On behalf of the Laurel School community, we express our deep sadness on the passing of Stanley Bernath on March 26.

Stanley visited our school numerous times and we learned about his experience during the Holocaust. However, our education expanded beyond this as Stanley also taught us how to be upstanders and to always look on the positive side. That’s because few people aided him during the Holocaust. He made sure we understood we must never act as bystanders when atrocities occur. Stanley did not let his horrific experience during the Holocaust define him. Instead, he used it as a motivation to spend the rest of his life helping others, whether it was volunteering at Menorah Park in Beachwood or being an active participant in Meals on Wheels. He also instilled his three values in us: do not give up, believe in yourself and remember you are not better than anyone else. 

When Stanley came to talk to us, he never made his story sound as tragic as it really was. And he always pointed out the people who risked their lives to assist him along the way. We love how he was always able to see the good in everyone else. Because of the atrocities he endured, it would be easy to say those who carried them out were monsters or cruel people, but Stanley had no hate in his heart, only love. And we were blessed that he shared this love with us.

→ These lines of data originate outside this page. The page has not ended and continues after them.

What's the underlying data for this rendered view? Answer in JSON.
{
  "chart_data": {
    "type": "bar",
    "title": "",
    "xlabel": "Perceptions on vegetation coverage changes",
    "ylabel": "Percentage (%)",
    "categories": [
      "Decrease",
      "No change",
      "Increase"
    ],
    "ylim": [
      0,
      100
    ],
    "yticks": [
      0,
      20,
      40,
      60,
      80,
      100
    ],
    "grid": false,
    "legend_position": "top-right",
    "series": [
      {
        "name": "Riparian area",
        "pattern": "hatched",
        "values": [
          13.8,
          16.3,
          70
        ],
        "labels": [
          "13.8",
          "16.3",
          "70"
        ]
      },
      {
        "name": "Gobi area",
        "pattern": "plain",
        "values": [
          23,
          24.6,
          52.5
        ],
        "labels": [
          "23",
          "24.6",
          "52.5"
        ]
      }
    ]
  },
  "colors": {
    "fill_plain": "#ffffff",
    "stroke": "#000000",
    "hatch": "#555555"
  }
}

As the number of Holocaust survivors dwindles, it becomes even more important that we continue to share their stories so future generations will understand. We love that Stanley will live on in the hologram in the USC Shoah Foundation “Dimension in Testimony,” which will be exhibited at the Maltz Museum of Jewish Heritage in Beachwood. The Laurel School community will also ensure that his legacy lives on and will continue to strengthen our Holocaust education curriculum.  

Stanley, you always talked about how lucky you were. How lucky you were that you survived, that people risked their lives along the way to help, that you made it to the United States. You were very lucky, but we are also the lucky ones because you took the time to share your amazing self and your unforgettable story with the world. 

Thank you, Stanley, for all you have done for the Laurel School community, the Greater Cleveland community, and for the Holocaust education of so many. We will miss you dearly. May your memory be a blessing. 

Sophie Bravo is a junior and Hadass Galili is a senior at Laurel School in Shaker Heights.